Let’s face it 20 years is a long time, especially in today’s fast paced Internet of all thing’s world. The company will tell you that the latest fee for such and such benefits you and they may be right. But look out because for the brand one-size-fits-all. You might not be the one who really needs the latest marketing twist that ends up benefiting other brand members.
But, guess what? You must pay
I spoke with a hotel owner recently who read one of my other articles on this topic. He had just received an invoice for a new feature that his brand had added and guess what. It was for thousands of dollars and he didn’t know a thing about it. He had never received any prior warning or any information on the service. He was not even aware of what it was that this service was supposed to accomplish. When he inquired the word was it was a new feature to help search engine optimization that was added a year earlier. This hotel is a bit unique and aren’t they all? Its reservations are still largely received by phone. So, did he get a break on the invoice? No.
The invoice was the “catch up.” So, not only for the new service that he was not aware of, but the management company was also behind in their billings. When he called, he got the usual mumbo jumbo from the billing department that explained absolutely nothing. He was then asked to speak to the marketing people who told him to contact the revenue management group. All of this is designed not quite by accident to wear you down, to break your annoyance level. And it works.
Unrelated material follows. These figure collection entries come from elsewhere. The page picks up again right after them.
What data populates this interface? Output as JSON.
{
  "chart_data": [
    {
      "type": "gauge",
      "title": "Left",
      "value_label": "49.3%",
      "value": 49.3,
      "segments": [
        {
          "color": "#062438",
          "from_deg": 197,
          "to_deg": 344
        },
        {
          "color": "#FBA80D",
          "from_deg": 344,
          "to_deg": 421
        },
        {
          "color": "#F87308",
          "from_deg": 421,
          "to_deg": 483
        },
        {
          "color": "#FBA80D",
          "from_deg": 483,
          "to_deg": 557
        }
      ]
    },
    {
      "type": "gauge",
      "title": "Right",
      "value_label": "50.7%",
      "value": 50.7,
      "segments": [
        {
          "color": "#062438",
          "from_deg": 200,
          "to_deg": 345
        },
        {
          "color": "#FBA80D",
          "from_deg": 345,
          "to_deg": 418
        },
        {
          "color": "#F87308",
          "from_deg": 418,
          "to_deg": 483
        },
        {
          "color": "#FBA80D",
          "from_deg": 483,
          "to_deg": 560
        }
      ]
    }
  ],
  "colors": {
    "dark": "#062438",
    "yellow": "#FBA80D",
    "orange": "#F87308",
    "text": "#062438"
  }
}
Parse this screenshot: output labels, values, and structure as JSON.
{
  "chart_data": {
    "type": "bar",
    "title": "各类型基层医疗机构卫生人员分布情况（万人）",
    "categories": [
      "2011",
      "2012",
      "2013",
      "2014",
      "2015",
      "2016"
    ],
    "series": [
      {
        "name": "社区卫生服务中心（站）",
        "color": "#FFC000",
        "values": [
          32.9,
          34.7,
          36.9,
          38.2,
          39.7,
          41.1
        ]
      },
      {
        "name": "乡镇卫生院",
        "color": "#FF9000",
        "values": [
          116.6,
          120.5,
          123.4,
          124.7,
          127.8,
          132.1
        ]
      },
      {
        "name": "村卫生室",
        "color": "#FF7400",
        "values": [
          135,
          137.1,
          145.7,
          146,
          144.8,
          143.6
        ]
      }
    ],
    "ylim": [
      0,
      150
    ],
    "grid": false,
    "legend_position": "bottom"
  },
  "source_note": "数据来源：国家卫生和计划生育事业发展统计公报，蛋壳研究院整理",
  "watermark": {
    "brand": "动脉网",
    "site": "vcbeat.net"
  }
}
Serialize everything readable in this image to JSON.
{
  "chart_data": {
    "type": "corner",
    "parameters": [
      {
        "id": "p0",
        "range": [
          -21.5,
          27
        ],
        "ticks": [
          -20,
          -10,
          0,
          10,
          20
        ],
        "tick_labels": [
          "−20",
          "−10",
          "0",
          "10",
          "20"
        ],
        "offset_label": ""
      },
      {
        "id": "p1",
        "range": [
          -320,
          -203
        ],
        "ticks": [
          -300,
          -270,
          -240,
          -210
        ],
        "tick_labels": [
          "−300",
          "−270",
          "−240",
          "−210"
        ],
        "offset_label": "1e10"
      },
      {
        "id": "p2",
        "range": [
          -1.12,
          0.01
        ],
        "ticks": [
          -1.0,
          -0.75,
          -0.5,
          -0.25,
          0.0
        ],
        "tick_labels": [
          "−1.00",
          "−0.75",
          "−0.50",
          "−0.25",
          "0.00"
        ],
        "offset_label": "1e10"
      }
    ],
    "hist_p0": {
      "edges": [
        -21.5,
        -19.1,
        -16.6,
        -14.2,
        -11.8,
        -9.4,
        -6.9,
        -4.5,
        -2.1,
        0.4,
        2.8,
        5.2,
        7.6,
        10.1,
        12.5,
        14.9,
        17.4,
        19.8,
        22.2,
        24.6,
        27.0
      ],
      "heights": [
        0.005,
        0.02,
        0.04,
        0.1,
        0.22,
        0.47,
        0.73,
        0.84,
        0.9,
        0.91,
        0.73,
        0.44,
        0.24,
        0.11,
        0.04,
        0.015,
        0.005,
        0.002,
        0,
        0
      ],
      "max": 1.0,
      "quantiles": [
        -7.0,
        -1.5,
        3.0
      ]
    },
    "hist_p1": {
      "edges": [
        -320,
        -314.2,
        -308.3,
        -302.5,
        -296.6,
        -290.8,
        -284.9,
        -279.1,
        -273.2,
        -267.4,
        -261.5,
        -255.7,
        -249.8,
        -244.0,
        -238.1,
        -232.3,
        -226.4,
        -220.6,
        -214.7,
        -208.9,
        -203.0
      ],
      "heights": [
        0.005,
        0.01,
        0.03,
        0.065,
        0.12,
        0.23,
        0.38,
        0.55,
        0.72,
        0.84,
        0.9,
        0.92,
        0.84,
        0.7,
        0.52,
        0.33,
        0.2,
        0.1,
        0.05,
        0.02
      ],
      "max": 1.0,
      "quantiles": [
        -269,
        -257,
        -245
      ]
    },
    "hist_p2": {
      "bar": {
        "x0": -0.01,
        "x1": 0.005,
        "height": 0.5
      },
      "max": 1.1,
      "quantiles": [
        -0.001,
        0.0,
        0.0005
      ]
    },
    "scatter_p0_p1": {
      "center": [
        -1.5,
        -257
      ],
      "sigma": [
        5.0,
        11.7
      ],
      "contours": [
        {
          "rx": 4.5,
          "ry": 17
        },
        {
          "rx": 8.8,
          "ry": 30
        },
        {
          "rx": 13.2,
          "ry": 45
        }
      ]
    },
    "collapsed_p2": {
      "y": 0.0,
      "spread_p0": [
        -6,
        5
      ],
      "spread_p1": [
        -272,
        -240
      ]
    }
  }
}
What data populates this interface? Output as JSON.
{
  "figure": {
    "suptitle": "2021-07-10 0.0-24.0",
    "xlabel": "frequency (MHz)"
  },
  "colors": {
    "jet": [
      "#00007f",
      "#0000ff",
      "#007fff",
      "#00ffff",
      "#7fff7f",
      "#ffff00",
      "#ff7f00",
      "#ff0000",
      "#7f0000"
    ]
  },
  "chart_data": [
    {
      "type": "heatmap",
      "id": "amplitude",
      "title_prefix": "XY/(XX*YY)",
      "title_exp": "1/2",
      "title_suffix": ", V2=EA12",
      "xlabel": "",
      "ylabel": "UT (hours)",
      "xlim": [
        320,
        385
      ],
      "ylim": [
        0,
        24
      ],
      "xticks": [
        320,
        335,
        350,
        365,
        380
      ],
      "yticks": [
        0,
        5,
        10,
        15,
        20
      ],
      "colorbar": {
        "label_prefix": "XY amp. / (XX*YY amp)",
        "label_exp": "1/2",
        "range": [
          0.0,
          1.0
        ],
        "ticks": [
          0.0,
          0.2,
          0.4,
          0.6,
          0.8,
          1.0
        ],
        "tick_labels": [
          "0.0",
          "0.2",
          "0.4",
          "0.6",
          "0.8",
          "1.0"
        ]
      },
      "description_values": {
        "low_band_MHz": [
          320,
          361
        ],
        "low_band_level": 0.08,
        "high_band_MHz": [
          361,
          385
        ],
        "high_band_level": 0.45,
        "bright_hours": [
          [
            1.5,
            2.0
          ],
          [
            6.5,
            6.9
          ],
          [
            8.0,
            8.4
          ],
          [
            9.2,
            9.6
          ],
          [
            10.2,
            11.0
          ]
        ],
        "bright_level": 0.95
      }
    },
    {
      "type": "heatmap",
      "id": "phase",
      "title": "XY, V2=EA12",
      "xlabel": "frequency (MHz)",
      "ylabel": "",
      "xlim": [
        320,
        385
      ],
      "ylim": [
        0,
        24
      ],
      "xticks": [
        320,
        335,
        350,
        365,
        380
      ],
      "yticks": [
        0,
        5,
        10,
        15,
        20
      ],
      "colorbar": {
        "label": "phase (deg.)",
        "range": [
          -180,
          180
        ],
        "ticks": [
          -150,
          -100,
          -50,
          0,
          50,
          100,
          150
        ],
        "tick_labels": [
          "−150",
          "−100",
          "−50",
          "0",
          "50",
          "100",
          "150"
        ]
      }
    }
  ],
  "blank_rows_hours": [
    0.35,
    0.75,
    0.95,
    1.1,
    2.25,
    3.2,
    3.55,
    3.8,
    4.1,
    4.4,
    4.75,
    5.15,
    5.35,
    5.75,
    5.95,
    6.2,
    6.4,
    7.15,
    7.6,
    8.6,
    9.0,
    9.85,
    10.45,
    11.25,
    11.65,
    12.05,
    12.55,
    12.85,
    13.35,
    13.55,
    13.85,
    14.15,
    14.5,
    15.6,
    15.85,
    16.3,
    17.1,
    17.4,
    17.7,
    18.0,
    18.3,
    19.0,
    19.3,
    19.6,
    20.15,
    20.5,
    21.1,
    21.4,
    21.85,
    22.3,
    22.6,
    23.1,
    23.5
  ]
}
A 20-year agreement is a big commitment and over the life of it you’re going to experience some new surprises and the one thing you can count on is the cost is going up. Never down. Management companies and franchisers constantly need new sources of service revenue especially when your hotel revenues are flat or backwards to the prior year. They also need to stay ahead of their competition and that means new products and features for you at a cost.
I’m not saying they are bad people or they have predatory practices, but you must realize what you are getting into. Namely a long-term agreement that is going to be more costly in the future.
We don’t know what’s next in the hotel world and how business will change and evolve but one thing is for certain: You will be receiving new items on your monthly corporate invoice from time to time, and you will have to pay for them whether you like it or not. Full stop.